L’épidémie d’influenza de 1918 fait ressortir la faiblesse du réseau hospitalier québécois et la crise économique des années 1920-1924 le manque de ressources des institutions de bienfaisance. En 1921, le gouvernement du Québec adopte la Loi de l’assistance publique, grâce à laquelle les coûts d’hospitalisation des indigents seront partagés à parts égales entre l’État, les municipalités et les institutions, sous forme de services. Cette législation marque le début de la constitution du réseau d’établissements destinés à soigner les malades et à recueillir les personnes démunies. La création du Service d’hygiène de la province du Québec, en 1922, conduit à la mise sur pied des unités sanitaires de comté, dont celles de la région du Bas-Saint-Laurent entre 1928 et 1930. Elles vont servir d’unités de première ligne dans la lutte contre la tuberculose et la mortalité infantile, ce qui constitue la meilleure façon d’appuyer les institutions hospitalières qui naissent dans la région.
Les Sœurs de la Charité de Québec, qui avaient ouvert un hôpital temporaire à Rimouski lors de l’épidémie de 1918, peuvent enfin y ériger un hôpital moderne en 1926, un établissement continuellement agrandi depuis lors. L’hôpital de Matane (1935) est confié aux Sœurs Dominicaines, celui de Notre-Dame-du-Lac (1941) aux Filles de Jésus. En 1939, le gouvernement provincial construit le Sanatorium Saint-Georges à Mont-Joli, un établissement confié aux Filles de la Sagesse et qui se spécialise dans le traitement de la tuberculose. Après son agrandissement en 1950, le Sanatorium de Mont-Joli constitue la plus importante institution antituberculeuse du Québec. Quelque 600 de ses lits sont réservés aux patients de l’assistance publique pour qui l’État verse une subvention annuelle.
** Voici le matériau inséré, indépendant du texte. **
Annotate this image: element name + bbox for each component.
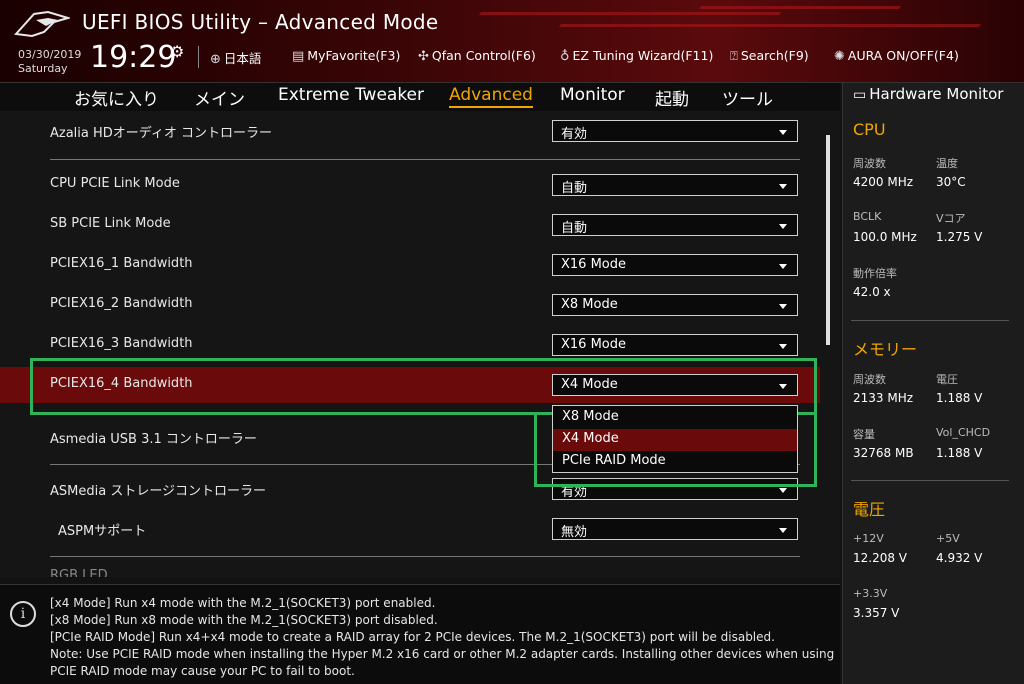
v5-value: 4.932 V [936,551,983,565]
chevron-down-icon [779,264,787,269]
globe-icon: ⊕ [210,52,221,67]
tab-monitor[interactable]: Monitor [560,85,625,105]
info-text: [PCIe RAID Mode] Run x4+x4 mode to creat… [50,630,775,644]
azalia-select[interactable]: 有効 [552,120,798,142]
qfan-control-button[interactable]: ✣ Qfan Control(F6) [418,48,536,64]
settings-panel: Azalia HDオーディオ コントローラー 有効 CPU PCIE Link … [0,111,840,577]
title-bar: UEFI BIOS Utility – Advanced Mode 03/30/… [0,0,1024,83]
fan-icon: ✣ [418,49,429,64]
dropdown-option[interactable]: PCIe RAID Mode [553,451,797,473]
cpu-freq-value: 4200 MHz [853,175,914,189]
scrollbar[interactable] [826,135,830,345]
app-title: UEFI BIOS Utility – Advanced Mode [82,10,439,34]
setting-label: RGB LED [50,568,108,577]
vcore-label: Vコア [936,212,966,225]
memory-heading: メモリー [853,340,918,359]
tab-main[interactable]: メイン [194,85,245,110]
setting-label: ASPMサポート [58,524,147,539]
setting-label: Asmedia USB 3.1 コントローラー [50,432,257,447]
chevron-down-icon [779,488,787,493]
tab-boot[interactable]: 起動 [655,85,689,110]
hardware-monitor-panel: ▭ Hardware Monitor CPU 周波数 温度 4200 MHz 30… [842,83,1024,684]
vol-chcd-label: Vol_CHCD [936,426,991,439]
help-info-panel: i [x4 Mode] Run x4 mode with the M.2_1(S… [0,584,840,684]
chevron-down-icon [779,184,787,189]
ratio-label: 動作倍率 [853,267,897,280]
vol-chcd-value: 1.188 V [936,446,983,460]
divider [851,320,1009,321]
search-button[interactable]: ⍰ Search(F9) [730,48,809,64]
clock: 19:29 [90,40,177,75]
tab-tool[interactable]: ツール [722,85,773,110]
mem-volt-label: 電圧 [936,373,958,386]
mem-volt-value: 1.188 V [936,391,983,405]
v12-value: 12.208 V [853,551,908,565]
cpu-pcie-link-select[interactable]: 自動 [552,174,798,196]
setting-label: ASMedia ストレージコントローラー [50,484,267,499]
dropdown-option-selected[interactable]: X4 Mode [553,429,797,451]
chevron-down-icon [779,528,787,533]
info-text: Note: Use PCIE RAID mode when installing… [50,647,835,661]
mem-cap-label: 容量 [853,428,875,441]
info-text: [x4 Mode] Run x4 mode with the M.2_1(SOC… [50,596,436,610]
chevron-down-icon [779,304,787,309]
divider [851,480,1009,481]
setting-label: PCIEX16_2 Bandwidth [50,296,193,311]
lightbulb-icon: ♁ [560,49,570,64]
v33-value: 3.357 V [853,606,900,620]
day: Saturday [18,62,68,75]
cpu-temp-label: 温度 [936,157,958,170]
setting-label: SB PCIE Link Mode [50,216,171,231]
search-help-icon: ⍰ [730,49,738,64]
monitor-icon: ▭ [853,87,867,103]
tab-extreme-tweaker[interactable]: Extreme Tweaker [278,85,424,105]
ez-tuning-wizard-button[interactable]: ♁ EZ Tuning Wizard(F11) [560,48,713,64]
v12-label: +12V [853,532,884,545]
bandwidth-dropdown-list: X8 Mode X4 Mode PCIe RAID Mode [552,405,798,473]
v5-label: +5V [936,532,960,545]
divider [50,159,800,160]
main-menu-tabs: お気に入り メイン Extreme Tweaker Advanced Monit… [0,83,840,111]
cpu-heading: CPU [853,120,886,139]
info-text: PCIE RAID mode may cause your PC to fail… [50,664,355,678]
setting-label: CPU PCIE Link Mode [50,176,180,191]
mem-cap-value: 32768 MB [853,446,914,460]
tab-favorites[interactable]: お気に入り [74,85,159,110]
date: 03/30/2019 [18,48,82,61]
myfavorite-button[interactable]: ▤ MyFavorite(F3) [292,48,400,64]
rog-logo-icon [14,10,70,38]
pciex16-1-select[interactable]: X16 Mode [552,254,798,276]
chevron-down-icon [779,130,787,135]
divider [50,556,800,557]
aura-light-icon: ✺ [834,49,845,64]
vcore-value: 1.275 V [936,230,983,244]
pciex16-2-select[interactable]: X8 Mode [552,294,798,316]
voltage-heading: 電圧 [853,500,886,519]
info-text: [x8 Mode] Run x8 mode with the M.2_1(SOC… [50,613,438,627]
cpu-temp-value: 30°C [936,175,966,189]
bclk-label: BCLK [853,210,882,223]
favorite-list-icon: ▤ [292,49,305,64]
setting-label: Azalia HDオーディオ コントローラー [50,126,273,141]
language-button[interactable]: ⊕ 日本語 [210,48,261,67]
cpu-freq-label: 周波数 [853,157,886,170]
aspm-select[interactable]: 無効 [552,518,798,540]
bclk-value: 100.0 MHz [853,230,917,244]
dropdown-option[interactable]: X8 Mode [553,407,797,429]
tab-advanced[interactable]: Advanced [449,85,533,108]
setting-label: PCIEX16_3 Bandwidth [50,336,193,351]
pciex16-3-select[interactable]: X16 Mode [552,334,798,356]
gear-icon[interactable]: ⚙ [170,42,184,61]
chevron-down-icon [779,344,787,349]
v33-label: +3.3V [853,587,888,600]
hardware-monitor-title: ▭ Hardware Monitor [853,85,1004,103]
chevron-down-icon [779,224,787,229]
ratio-value: 42.0 x [853,285,891,299]
aura-toggle-button[interactable]: ✺ AURA ON/OFF(F4) [834,48,959,64]
mem-freq-value: 2133 MHz [853,391,914,405]
sb-pcie-link-select[interactable]: 自動 [552,214,798,236]
setting-label: PCIEX16_1 Bandwidth [50,256,193,271]
info-icon: i [10,601,36,627]
mem-freq-label: 周波数 [853,373,886,386]
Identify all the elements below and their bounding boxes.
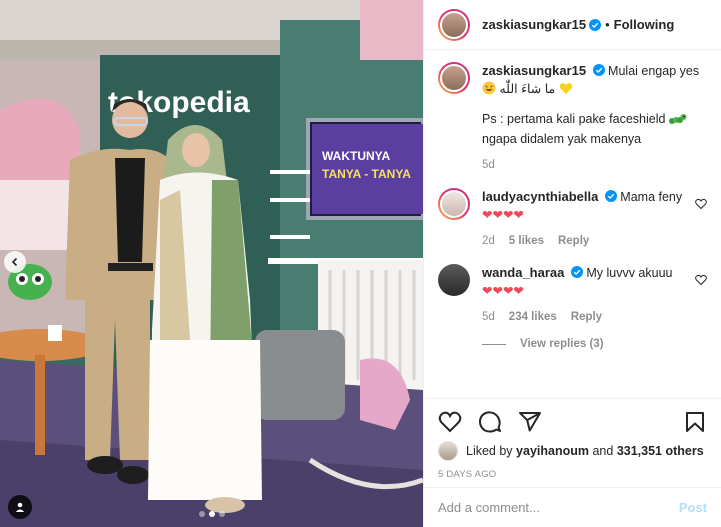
verified-badge-icon xyxy=(592,64,605,76)
liker-username[interactable]: yayihanoum xyxy=(516,444,589,458)
comment-text: Mama feny xyxy=(620,190,683,204)
screen-text: WAKTUNYA xyxy=(322,149,391,163)
caption-ps: Ps : pertama kali pake faceshield xyxy=(482,112,666,126)
carousel-dots xyxy=(0,511,423,517)
comment-likes[interactable]: 234 likes xyxy=(509,308,557,326)
post-photo[interactable]: tokopedia WAKTUNYA TANYA - TANYA xyxy=(0,0,423,527)
comment-username[interactable]: wanda_haraa xyxy=(482,265,564,280)
verified-badge-icon xyxy=(570,266,583,278)
hearts-emoji: ❤❤❤❤ xyxy=(482,284,524,298)
caption-row: zaskiasungkar15 Mulai engap yes ما شاءَ … xyxy=(438,62,707,174)
caption-text: Mulai engap yes xyxy=(608,64,700,78)
like-comment-heart-icon[interactable] xyxy=(695,274,707,286)
carousel-dot-active xyxy=(208,511,215,517)
comment-row: wanda_haraa My luvvv akuuu ❤❤❤❤ 5d 234 l… xyxy=(438,264,707,326)
likes-and: and xyxy=(592,444,614,458)
caption-ps-continued: ngapa didalem yak makenya xyxy=(482,132,642,146)
author-avatar[interactable] xyxy=(438,62,470,94)
comment-username[interactable]: laudyacynthiabella xyxy=(482,189,598,204)
comment-bubble-icon[interactable] xyxy=(478,410,502,434)
posted-time[interactable]: 5 DAYS AGO xyxy=(438,469,707,480)
comment-time: 2d xyxy=(482,235,495,247)
like-heart-icon[interactable] xyxy=(438,410,462,434)
commenter-avatar[interactable] xyxy=(438,264,470,296)
caption-arabic: ما شاءَ اللّٰه xyxy=(499,82,556,96)
liker-avatar[interactable] xyxy=(438,441,458,461)
share-paper-plane-icon[interactable] xyxy=(518,410,542,434)
add-comment-input[interactable] xyxy=(438,500,679,515)
carousel-dot xyxy=(218,511,225,517)
like-comment-heart-icon[interactable] xyxy=(695,198,707,210)
likes-count[interactable]: 331,351 others xyxy=(617,444,704,458)
post-actions: Liked by yayihanoum and 331,351 others 5… xyxy=(424,398,721,480)
author-avatar[interactable] xyxy=(438,8,470,41)
caption-username[interactable]: zaskiasungkar15 xyxy=(482,63,586,78)
caption-time: 5d xyxy=(482,159,495,171)
carousel-dot xyxy=(198,511,205,517)
verified-badge-icon xyxy=(589,18,602,31)
view-replies-button[interactable]: View replies (3) xyxy=(482,338,707,350)
view-replies-label: View replies (3) xyxy=(520,338,604,350)
reply-button[interactable]: Reply xyxy=(571,308,602,326)
comment-text: My luvvv akuuu xyxy=(586,266,673,280)
reply-button[interactable]: Reply xyxy=(558,232,589,250)
comments-list[interactable]: zaskiasungkar15 Mulai engap yes ما شاءَ … xyxy=(438,62,707,392)
yellow-heart-icon xyxy=(559,82,573,100)
replies-divider xyxy=(482,343,506,345)
comment-likes[interactable]: 5 likes xyxy=(509,232,544,250)
likes-summary: Liked by yayihanoum and 331,351 others xyxy=(438,441,707,461)
post-header: zaskiasungkar15 • Following xyxy=(424,0,721,50)
comment-time: 5d xyxy=(482,311,495,323)
svg-text:TANYA - TANYA: TANYA - TANYA xyxy=(322,167,411,181)
verified-badge-icon xyxy=(604,190,617,202)
user-tag-button[interactable] xyxy=(8,495,32,519)
user-tag-icon xyxy=(15,502,25,512)
caterpillar-emoji-icon xyxy=(668,112,687,130)
laughing-emoji-icon xyxy=(482,81,496,100)
following-button[interactable]: Following xyxy=(614,17,675,32)
author-username[interactable]: zaskiasungkar15 xyxy=(482,17,586,32)
post-side-panel: zaskiasungkar15 • Following zaskiasungka… xyxy=(423,0,721,527)
liked-by-prefix: Liked by xyxy=(466,444,513,458)
header-separator: • xyxy=(605,17,610,32)
save-bookmark-icon[interactable] xyxy=(683,410,707,434)
chevron-left-icon xyxy=(11,257,18,267)
carousel-prev-button[interactable] xyxy=(4,251,26,273)
add-comment-bar: Post xyxy=(424,487,721,527)
hearts-emoji: ❤❤❤❤ xyxy=(482,208,524,222)
commenter-avatar[interactable] xyxy=(438,188,470,220)
post-comment-button[interactable]: Post xyxy=(679,500,707,515)
comment-row: laudyacynthiabella Mama feny ❤❤❤❤ 2d 5 l… xyxy=(438,188,707,250)
studio-scene: tokopedia WAKTUNYA TANYA - TANYA xyxy=(0,0,423,527)
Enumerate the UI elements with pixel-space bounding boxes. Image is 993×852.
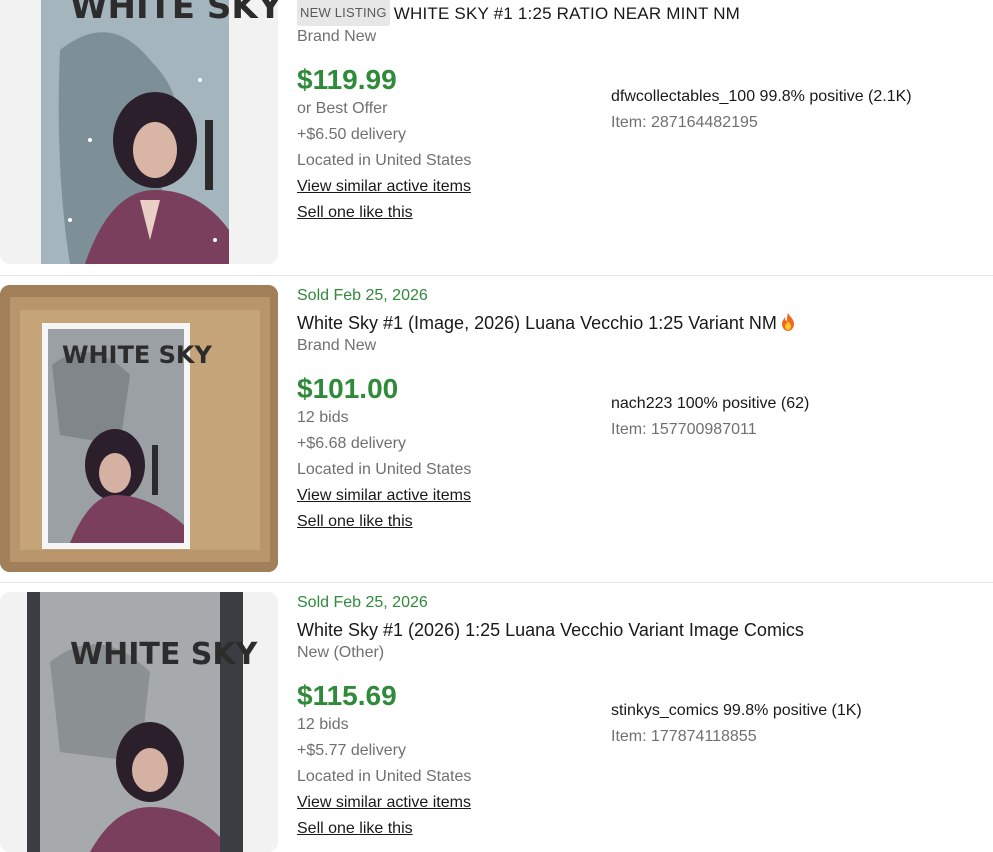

Malgré les problèmes qui subsistent dans le réseau régional des institutions hospitalières et des établissements de bienfaisance, les hospices et les orphelinats, eux aussi confiés à des communautés religieuses, le bilan de la première moitié du XXe siècle demeure éloquent. L’hygiène publique a fait des progrès remarquables, la tuberculose est largement contenue et l’espérance de vie est en net progrès. La baisse de la mortalité infantile constitue un bon indice de l’amélioration générale de la santé publique. De la fin des années 1920 au début des années 1950, le taux de décès des enfants de moins d’un an est réduit de moitié au Bas-Saint-Laurent. Pour de multiples raisons cependant, le gouvernement provincial devra bientôt prendre entièrement à sa charge les soins de santé et l’assistance sociale, des domaines jusque-là laissés aux institutions religieuses désormais débordées par les besoins.
Bibliographie :
Fortin, Jean-Charles, Antonio Lechasseur et al. Histoire du Bas-Saint-Laurent. Québec, IQRC, 1993. 864 p.
Anctil, Hervé, Marc-André Bluteau. « La santé et l’assistance publique au Québec, 1886-1986 », numéro spécial de Santé Société. Québec, Ministère de la Santé et des Services sociaux, 1986. 121 p.